Du rôle positif de l’exploitation et de la dissimulation des corps
Koltès (Bernard-Marie) 1980, Combat de nègre et de chiens (suivi des Carnets), Minuit, 1989
Résumé
Sur le chantier d’un pont en Afrique, un ouvrier noir est mort. Son frère vient réclamer le corps au chef du chantier, un blanc vieillissant qui attend l’arrivée de sa jeune et récente femme. Celui-ci lui propose un verre de bon whisky et de l’argent pour oublier la tradition, car son ingénieur s’est débarrassé du corps.
Commentaires
Cette pièce resserrée sur quatre personnages confronte les trois blancs – trois ensembles de représentations et réactions typiques face à l’Africain et l’Afrique : racisme, paternalisme, fantasme – à un homme intègre qui fait donc ressortir le piège de leurs représentations. Le chantier et le monde ouvrier, l’accident de travail sont les thèmes qui se mélangent à l’intrigue, et le prétexte à cette confrontation. Koltès se défend d’avoir voulu écrire sur l’Afrique, il ne la connaît pas assez bien. Mais il écrit sur le regard de l’Européen sur l’Afrique : certains monologues de l’Africain semblent décrire les documentaires d’époque comme « Les statues meurent aussi » de Chris Marker et Alain Resnais – cela dit une belle source. Koltès ne se permet pas non plus de parler de la condition ouvrière dans ces chantiers – seul l’ingénieur en témoigne – et la pièce est caractérisée par l’absence de la parole de l’ouvrier lui-même qu’on a tué ou de celles de ses compagnons. C’est là toute la symbolique recherchée par l’auteur : l’absurdité d’un monde occidental où le travailleur, celui qui crée la richesse, l’homme noir, l’ouvrier exploité par excellence (ce petit « négrillon » qui pédale dans la pièce arrirère pour activer le ventilateur…), est absent, écarté de la scène, caché derrière une superposition d’images créées par l’occidental, des représentations racistes aux fantasmes réducteurs de la jeune femme, qui subtilisent la parole de l’Africain, déforment l’homme derrière l’ouvrier. En cela, Koltès rejoint l’anticolonialisme radical de Franz Fanon et plus encore la pensée de Malcolm X et des Black Panthers qui annoncent les études de genre : le fait que les minorités ou classes dominées (noires, femmes, LGBT…) sont représentées dans le débat public par des membres des classes dominantes.

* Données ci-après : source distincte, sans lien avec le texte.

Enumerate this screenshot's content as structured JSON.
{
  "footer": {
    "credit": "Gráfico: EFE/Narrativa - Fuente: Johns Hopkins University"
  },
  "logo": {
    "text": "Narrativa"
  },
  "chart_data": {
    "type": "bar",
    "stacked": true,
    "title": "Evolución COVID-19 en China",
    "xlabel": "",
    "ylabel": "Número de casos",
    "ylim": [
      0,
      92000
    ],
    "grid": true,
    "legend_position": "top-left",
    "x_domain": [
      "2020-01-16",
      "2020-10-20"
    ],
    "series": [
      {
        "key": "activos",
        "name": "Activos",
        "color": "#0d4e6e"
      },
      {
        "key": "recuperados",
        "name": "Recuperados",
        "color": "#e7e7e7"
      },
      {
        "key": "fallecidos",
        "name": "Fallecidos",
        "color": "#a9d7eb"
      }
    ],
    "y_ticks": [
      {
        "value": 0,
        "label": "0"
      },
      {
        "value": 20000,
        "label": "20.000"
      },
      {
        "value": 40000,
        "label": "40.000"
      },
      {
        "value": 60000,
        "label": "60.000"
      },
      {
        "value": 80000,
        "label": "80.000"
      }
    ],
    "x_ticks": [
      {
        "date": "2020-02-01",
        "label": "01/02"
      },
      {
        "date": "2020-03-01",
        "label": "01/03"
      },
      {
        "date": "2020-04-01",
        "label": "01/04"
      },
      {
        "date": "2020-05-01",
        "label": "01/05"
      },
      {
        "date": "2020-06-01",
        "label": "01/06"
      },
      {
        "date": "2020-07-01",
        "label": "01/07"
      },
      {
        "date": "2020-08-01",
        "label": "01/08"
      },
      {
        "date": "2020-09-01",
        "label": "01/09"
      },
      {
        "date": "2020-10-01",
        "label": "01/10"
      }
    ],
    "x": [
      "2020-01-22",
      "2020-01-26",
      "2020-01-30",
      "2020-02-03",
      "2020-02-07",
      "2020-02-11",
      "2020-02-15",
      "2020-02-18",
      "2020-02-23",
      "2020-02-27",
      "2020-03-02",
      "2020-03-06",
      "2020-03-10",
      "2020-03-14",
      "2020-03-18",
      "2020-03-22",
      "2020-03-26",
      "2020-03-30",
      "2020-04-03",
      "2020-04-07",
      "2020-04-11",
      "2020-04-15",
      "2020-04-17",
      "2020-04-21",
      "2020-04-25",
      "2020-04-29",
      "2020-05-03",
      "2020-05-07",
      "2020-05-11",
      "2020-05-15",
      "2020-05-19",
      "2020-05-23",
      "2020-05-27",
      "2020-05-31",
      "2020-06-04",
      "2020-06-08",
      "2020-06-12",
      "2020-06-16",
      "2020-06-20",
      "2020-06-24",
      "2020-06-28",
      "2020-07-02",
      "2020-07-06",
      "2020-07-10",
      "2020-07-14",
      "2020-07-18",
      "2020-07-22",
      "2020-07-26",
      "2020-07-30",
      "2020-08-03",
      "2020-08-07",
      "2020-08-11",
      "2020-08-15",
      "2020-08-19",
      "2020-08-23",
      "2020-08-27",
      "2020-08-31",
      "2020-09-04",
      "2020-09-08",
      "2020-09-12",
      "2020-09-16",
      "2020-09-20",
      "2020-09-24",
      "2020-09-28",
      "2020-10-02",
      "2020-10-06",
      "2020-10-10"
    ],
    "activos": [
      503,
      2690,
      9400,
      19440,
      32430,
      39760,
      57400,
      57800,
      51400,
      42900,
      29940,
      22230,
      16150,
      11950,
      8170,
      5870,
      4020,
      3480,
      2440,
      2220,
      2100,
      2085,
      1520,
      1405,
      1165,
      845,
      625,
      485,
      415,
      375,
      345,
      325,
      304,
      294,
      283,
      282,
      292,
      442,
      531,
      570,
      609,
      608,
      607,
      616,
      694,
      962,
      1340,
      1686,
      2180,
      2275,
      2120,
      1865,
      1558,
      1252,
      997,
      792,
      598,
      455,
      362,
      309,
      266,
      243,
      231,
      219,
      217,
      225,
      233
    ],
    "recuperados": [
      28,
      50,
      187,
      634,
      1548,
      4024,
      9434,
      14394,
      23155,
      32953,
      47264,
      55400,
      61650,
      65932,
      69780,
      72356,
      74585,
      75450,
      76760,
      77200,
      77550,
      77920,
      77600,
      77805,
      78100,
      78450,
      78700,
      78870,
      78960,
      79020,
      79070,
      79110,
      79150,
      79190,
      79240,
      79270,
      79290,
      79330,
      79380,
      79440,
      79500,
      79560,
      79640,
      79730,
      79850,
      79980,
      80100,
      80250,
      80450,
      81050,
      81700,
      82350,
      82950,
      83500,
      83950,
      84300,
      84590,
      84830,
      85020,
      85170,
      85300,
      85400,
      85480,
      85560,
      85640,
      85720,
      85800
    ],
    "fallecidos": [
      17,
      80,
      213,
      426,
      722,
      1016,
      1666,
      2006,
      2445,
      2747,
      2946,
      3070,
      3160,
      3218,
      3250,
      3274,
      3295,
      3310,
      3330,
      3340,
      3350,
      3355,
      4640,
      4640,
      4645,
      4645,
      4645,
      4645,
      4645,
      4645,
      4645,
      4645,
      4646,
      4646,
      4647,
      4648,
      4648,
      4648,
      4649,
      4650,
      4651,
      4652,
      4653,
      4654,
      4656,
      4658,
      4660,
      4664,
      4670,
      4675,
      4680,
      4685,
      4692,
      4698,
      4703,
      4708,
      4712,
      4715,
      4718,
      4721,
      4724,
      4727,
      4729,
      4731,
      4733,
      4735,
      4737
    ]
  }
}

En insistant sur cette absence, sur l’importance de rendre le corps de l’ouvrier africain tué, Koltès opère le lien entre les différentes luttes.
Passages retenus
p. 32 :
Il y a très longtemps, je dis à mon frère : je sens que j’ai froid ; il me dit : c’est qu’il y a un petit nuage entre le soleil et toi ; je luis dis : est-ce possible que ce petit nuage me fasse geler alors que tout autour de moi, les gens transpirent et le soleil les brûle ? Mon frère me dit : moi aussi, je gèle.
p. 83 :
La seule chose que j’ai apprise de vous, malgré vous, c’est qu’il n’y a pas assez de place dans votre tête et dans vos poches pour vos mensonges ; on finit par les voir.
p. 105 : Quand reverrai-je une femme au fond de ce trou ? Je perds ma vie, au fond de ce trou ; je perds ce qui, ailleurs, seraient les meilleures années. A être seul, toujours seul, on finit par ne plus savoir son âge ; alors de te voir, je me suis souvenu du mien. Il va falloir que je l’oublie de nouveau. Et qu’est-ce que je suis, ici, qu’est-ce que je continue à être ? rien. Tout cela pour l’argent, bébé ; l’argent nous prend tout, même le souvenir de notre âge. Regarde cela. (Il montre ses mains.) Est-ce qu’on dirait encore des mains d’homme jeune ? Est-ce que tu as déjà vu des mains d’ingénieur, en France ? Mais, sans argent, à quoi ça nous servirait, d’être jeune, hein ? Finalement, je me demande, pourquoi, oui, pourquoi je vis.